I no longer actively use Google Web Toolkit (GWT), but some affinity remains. I don’t miss experiencing its growing pains from 1.3 to 1.6: maintaining parallel hierarchies of cross-compilable business and transfer objects, forging and tweaking copy and mutation frameworks, debugging generated JavaScript, deployment issues, waiting seemingly forever for Java 5 and 6 support, and so on. But spending trench time in any new technology has a way of fostering interest in seeing it mature.
And mature it has!
After a long stream of GWT updates with relatively small incremental enhancements, GWT 2.0 is a major leap forward, and a game changer. It’s the GWT I’ve always wanted, and one I wish I had at the beginning.
Google has finally taken on the tools side of the equation with their own Eclipse plug-in. Its operation is smooth and seamless: no more cobbled-up mash of third-party plugins, Cypal studio, and gwtCompile Ant tasks.
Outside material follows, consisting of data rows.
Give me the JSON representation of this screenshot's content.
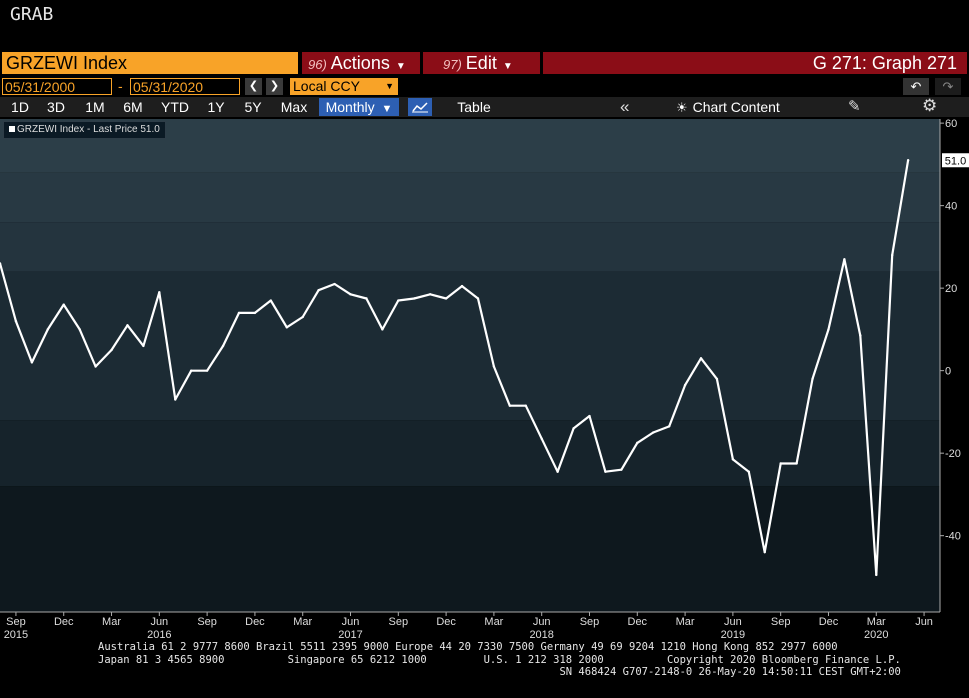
{
  "app": {
    "grab_label": "GRAB"
  },
  "command_bar": {
    "ticker": "GRZEWI Index",
    "actions_num": "96)",
    "actions_label": "Actions",
    "edit_num": "97)",
    "edit_label": "Edit",
    "graph_title": "G 271: Graph 271"
  },
  "date_row": {
    "start_date": "05/31/2000",
    "separator": "-",
    "end_date": "05/31/2020",
    "currency": "Local CCY",
    "prev_icon": "chevron-left-icon",
    "next_icon": "chevron-right-icon"
  },
  "period_toolbar": {
    "periods": [
      "1D",
      "3D",
      "1M",
      "6M",
      "YTD",
      "1Y",
      "5Y",
      "Max"
    ],
    "frequency": "Monthly",
    "table_label": "Table",
    "chart_content_label": "Chart Content"
  },
  "legend": {
    "text": "GRZEWI Index - Last Price 51.0"
  },
  "colors": {
    "background": "#000000",
    "plot_background": "#1d2a33",
    "accent_orange": "#f8a328",
    "header_red": "#8b0d17",
    "active_blue": "#2d5fb3",
    "series_line": "#ffffff"
  },
  "chart_data": {
    "type": "line",
    "series": [
      {
        "name": "GRZEWI Index - Last Price",
        "last_value_label": "51.0",
        "x": [
          "2015-08",
          "2015-09",
          "2015-10",
          "2015-11",
          "2015-12",
          "2016-01",
          "2016-02",
          "2016-03",
          "2016-04",
          "2016-05",
          "2016-06",
          "2016-07",
          "2016-08",
          "2016-09",
          "2016-10",
          "2016-11",
          "2016-12",
          "2017-01",
          "2017-02",
          "2017-03",
          "2017-04",
          "2017-05",
          "2017-06",
          "2017-07",
          "2017-08",
          "2017-09",
          "2017-10",
          "2017-11",
          "2017-12",
          "2018-01",
          "2018-02",
          "2018-03",
          "2018-04",
          "2018-05",
          "2018-06",
          "2018-07",
          "2018-08",
          "2018-09",
          "2018-10",
          "2018-11",
          "2018-12",
          "2019-01",
          "2019-02",
          "2019-03",
          "2019-04",
          "2019-05",
          "2019-06",
          "2019-07",
          "2019-08",
          "2019-09",
          "2019-10",
          "2019-11",
          "2019-12",
          "2020-01",
          "2020-02",
          "2020-03",
          "2020-04",
          "2020-05"
        ],
        "values": [
          26,
          12,
          2,
          10,
          16,
          10,
          1,
          5,
          11,
          6,
          19,
          -7,
          0,
          0,
          6,
          14,
          14,
          17,
          10.5,
          13,
          19.5,
          21,
          18.5,
          17.5,
          10,
          17,
          17.5,
          18.5,
          17.5,
          20.5,
          17.5,
          1,
          -8.5,
          -8.5,
          -16.5,
          -24.5,
          -14,
          -11,
          -24.5,
          -24,
          -17.5,
          -15,
          -13.5,
          -3.5,
          3,
          -2,
          -21.5,
          -24.5,
          -44,
          -22.5,
          -22.5,
          -2,
          10,
          27,
          8.5,
          -49.5,
          28,
          51
        ]
      }
    ],
    "x_ticks": [
      {
        "month": "Sep",
        "year": "2015",
        "x": "2015-09"
      },
      {
        "month": "Dec",
        "year": "",
        "x": "2015-12"
      },
      {
        "month": "Mar",
        "year": "",
        "x": "2016-03"
      },
      {
        "month": "Jun",
        "year": "2016",
        "x": "2016-06"
      },
      {
        "month": "Sep",
        "year": "",
        "x": "2016-09"
      },
      {
        "month": "Dec",
        "year": "",
        "x": "2016-12"
      },
      {
        "month": "Mar",
        "year": "",
        "x": "2017-03"
      },
      {
        "month": "Jun",
        "year": "2017",
        "x": "2017-06"
      },
      {
        "month": "Sep",
        "year": "",
        "x": "2017-09"
      },
      {
        "month": "Dec",
        "year": "",
        "x": "2017-12"
      },
      {
        "month": "Mar",
        "year": "",
        "x": "2018-03"
      },
      {
        "month": "Jun",
        "year": "2018",
        "x": "2018-06"
      },
      {
        "month": "Sep",
        "year": "",
        "x": "2018-09"
      },
      {
        "month": "Dec",
        "year": "",
        "x": "2018-12"
      },
      {
        "month": "Mar",
        "year": "",
        "x": "2019-03"
      },
      {
        "month": "Jun",
        "year": "2019",
        "x": "2019-06"
      },
      {
        "month": "Sep",
        "year": "",
        "x": "2019-09"
      },
      {
        "month": "Dec",
        "year": "",
        "x": "2019-12"
      },
      {
        "month": "Mar",
        "year": "2020",
        "x": "2020-03"
      },
      {
        "month": "Jun",
        "year": "",
        "x": "2020-06"
      }
    ],
    "y_ticks": [
      60,
      40,
      20,
      0,
      -20,
      -40
    ],
    "ylim": [
      -58.5,
      61
    ],
    "xlim": [
      "2015-08",
      "2020-07"
    ],
    "title": "",
    "xlabel": "",
    "ylabel": "",
    "axis_side": "right",
    "legend_position": "top-left"
  },
  "footer": {
    "line1": "Australia 61 2 9777 8600 Brazil 5511 2395 9000 Europe 44 20 7330 7500 Germany 49 69 9204 1210 Hong Kong 852 2977 6000",
    "line2": "Japan 81 3 4565 8900          Singapore 65 6212 1000         U.S. 1 212 318 2000          Copyright 2020 Bloomberg Finance L.P.",
    "line3": "                                                                         SN 468424 G707-2148-0 26-May-20 14:50:11 CEST GMT+2:00"
  }
}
I’m thrilled to see the death of hosted mode; Google now offers native browser plug-ins for debugging. I used the plug-ins for Firefox (3.5.7) and Chrome (4.0.302.3, dev channel) and debugging was a breeze, albeit sluggish at times. Among other things, this ends the problem of code working one way in hosted mode and another way (or not at all) when deployed to a browser.
The Speed Tracer looks promising for performance monitoring and tuning. However, I could not get past its “no data received in 6 seconds” error. I used the latest dev channel version of Chrome and followed instructions carefully (including the command line switch), but must have missed something. I’ll give this a closer look along with the many other features later.